Texte © 2024. Les auteurs. CC BY-NC-ND 3.0
Sauf indication contraire, les images sont soumises au droit d’auteur. La réutilisation est interdite sans l’autorisation expresse du titulaire des droits d’auteur.

READ  La construction du télescope de chasse aux astéroïdes NEO Surveyor de la NASA a commencé

Continue Reading

science

Ce ballon à pattes pourrait-il nous aider à explorer Pluton ?

Published

on

Ce ballon à pattes pourrait-il nous aider à explorer Pluton ?

Le système BALLET (Floating Legged Rising Lander for Titan Exploration) conçu pour atterrir sur Pluton a suscité l’intérêt de la communauté de l’exploration spatiale. Il comprend un ballon pour ralentir la vitesse lors de l’atterrissage, réduisant la vitesse de 14 km/s à 120 m/s pour un atterrissage en douceur, et des modules détachables pour le mouvement en surface en utilisant des sauts comme moyen de déplacement en raison de la faible gravité et l’incapacité théorique de supporter des objets volants.

Le projet « Ballet » introduit le concept d’un ballon qui « marche » en soulevant l’un de ses six pieds et en le déplaçant à l’aide de câbles réglables, chaque pied étant attaché à trois câbles contrôlés par des poulies pour le mouvement. Des recherches préliminaires ont montré que le fait de soulever simultanément deux pieds opposés du sol assure la stabilité.

1 Voir la galerie

Tasse pour Floto, avec image de Damwit Halp

(NASA/Laboratoire de physique appliquée de l’Université Johns Hopkins/Institut de recherche du Sud-Ouest/Alex Parker)

Le rover BALLET est doté d’un ballon à flotteur positif de six pieds qui peut prélever des échantillons ou analyser des surfaces, et des recherches préliminaires financées par la NASA ont montré les avantages de ce concept sur Titan.

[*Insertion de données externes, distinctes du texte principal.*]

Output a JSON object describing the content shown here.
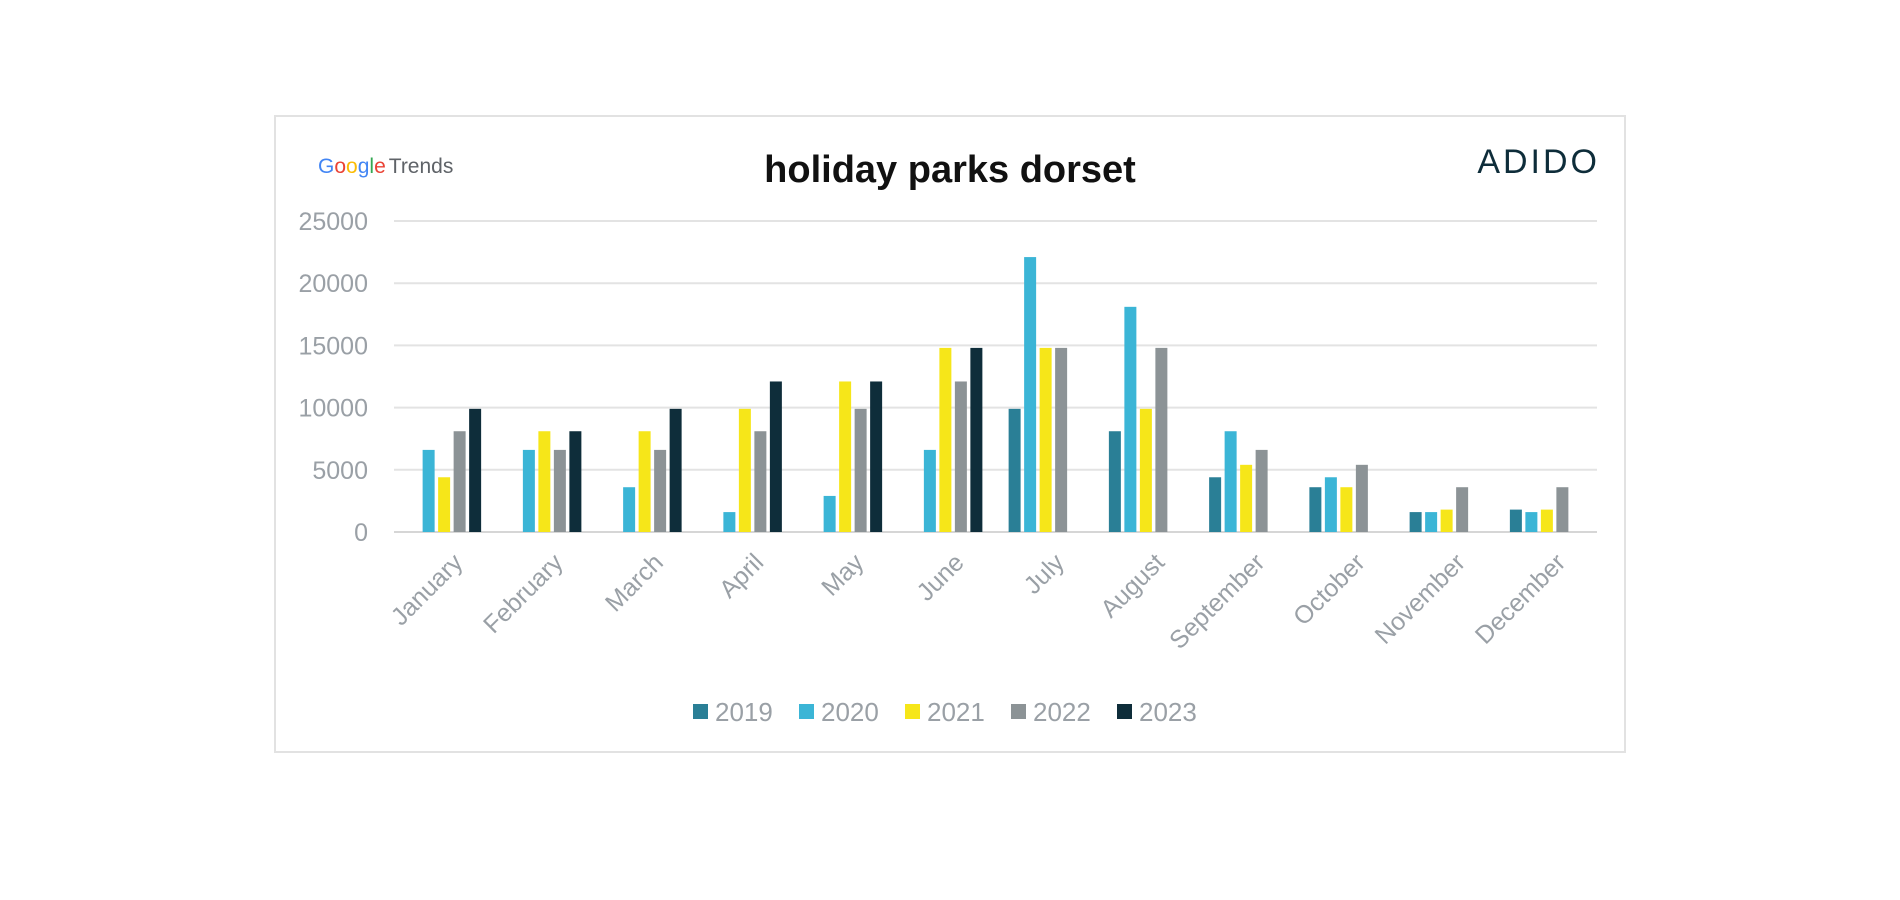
{
  "header": {
    "source_logo": {
      "letters": [
        "G",
        "o",
        "o",
        "g",
        "l",
        "e"
      ],
      "suffix": "Trends"
    },
    "brand_logo": "ADIDO"
  },
  "chart_data": {
    "type": "bar",
    "title": "holiday parks dorset",
    "xlabel": "",
    "ylabel": "",
    "ylim": [
      0,
      25000
    ],
    "yticks": [
      0,
      5000,
      10000,
      15000,
      20000,
      25000
    ],
    "grid": true,
    "legend_position": "bottom",
    "categories": [
      "January",
      "February",
      "March",
      "April",
      "May",
      "June",
      "July",
      "August",
      "September",
      "October",
      "November",
      "December"
    ],
    "series": [
      {
        "name": "2019",
        "color": "#2a7f96",
        "values": [
          null,
          null,
          null,
          null,
          null,
          null,
          9900,
          8100,
          4400,
          3600,
          1600,
          1800
        ]
      },
      {
        "name": "2020",
        "color": "#3bb5d6",
        "values": [
          6600,
          6600,
          3600,
          1600,
          2900,
          6600,
          22100,
          18100,
          8100,
          4400,
          1600,
          1600
        ]
      },
      {
        "name": "2021",
        "color": "#f6e619",
        "values": [
          4400,
          8100,
          8100,
          9900,
          12100,
          14800,
          14800,
          9900,
          5400,
          3600,
          1800,
          1800
        ]
      },
      {
        "name": "2022",
        "color": "#8c9396",
        "values": [
          8100,
          6600,
          6600,
          8100,
          9900,
          12100,
          14800,
          14800,
          6600,
          5400,
          3600,
          3600
        ]
      },
      {
        "name": "2023",
        "color": "#0e2d3a",
        "values": [
          9900,
          8100,
          9900,
          12100,
          12100,
          14800,
          null,
          null,
          null,
          null,
          null,
          null
        ]
      }
    ]
  }
}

Titan a été identifié comme l’emplacement le plus approprié pour le déplacement des ballons à l’aide du système BALLET, capable d’explorer efficacement des terrains difficiles par rapport aux rovers et aux hélicoptères, tandis que Vénus et Mars posent des défis en raison des conditions environnementales telles que l’altitude, les vitesses de vent élevées et les atmosphères instables.

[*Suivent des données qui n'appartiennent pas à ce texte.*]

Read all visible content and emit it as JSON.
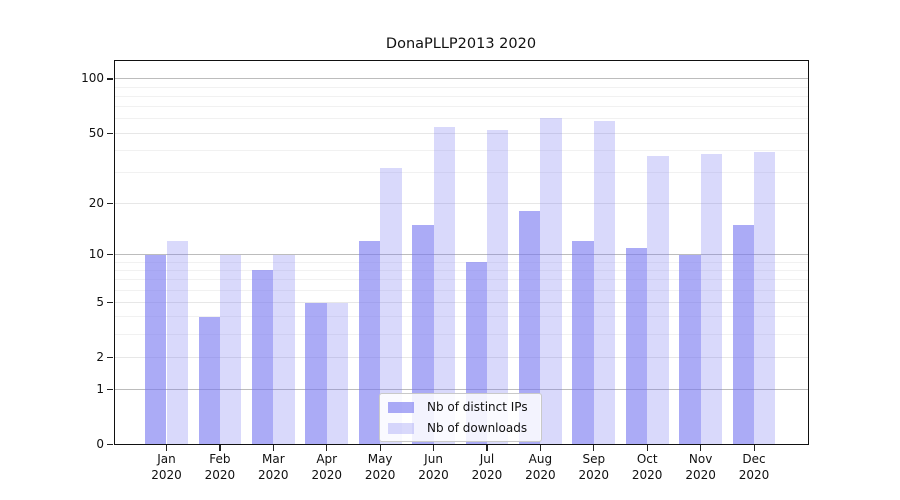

Le financement supplémentaire du projet BALLET par la NASA est actuellement suspendu, mais il existe des applications potentielles pour le projet sur Terre, telles que les opérations minières sous-marines pour collecter des nodules.

Les considérations de conception pour BALLET incluent le contrôle simultané de la direction du ballon, de la longueur du câble et de la recherche de chemin.

Pluton, une planète naine située dans la lointaine ceinture de Kuiper, à environ 5 à 7 milliards de kilomètres de la Terre, pose des défis majeurs aux missions d’exploration spatiale en raison de sa petite taille (son diamètre est estimé à environ 2,3 mille kilomètres) et de sa distance à la Terre.

Sources : Tecmundo, Phys.org, Universe Today

READ  Cette superbe image du télescope spatial James Webb célèbre la première année de la science
Continue Reading

science

Cette semaine en astronomie avec Dave Escher

Published

on

Cette semaine en astronomie avec Dave Escher

L’amas de nuages ​​d’Ophiuchus est une toile colorée de gaz et de poussière, pleine de couleurs riches qui peuvent être révélées par des images astronomiques.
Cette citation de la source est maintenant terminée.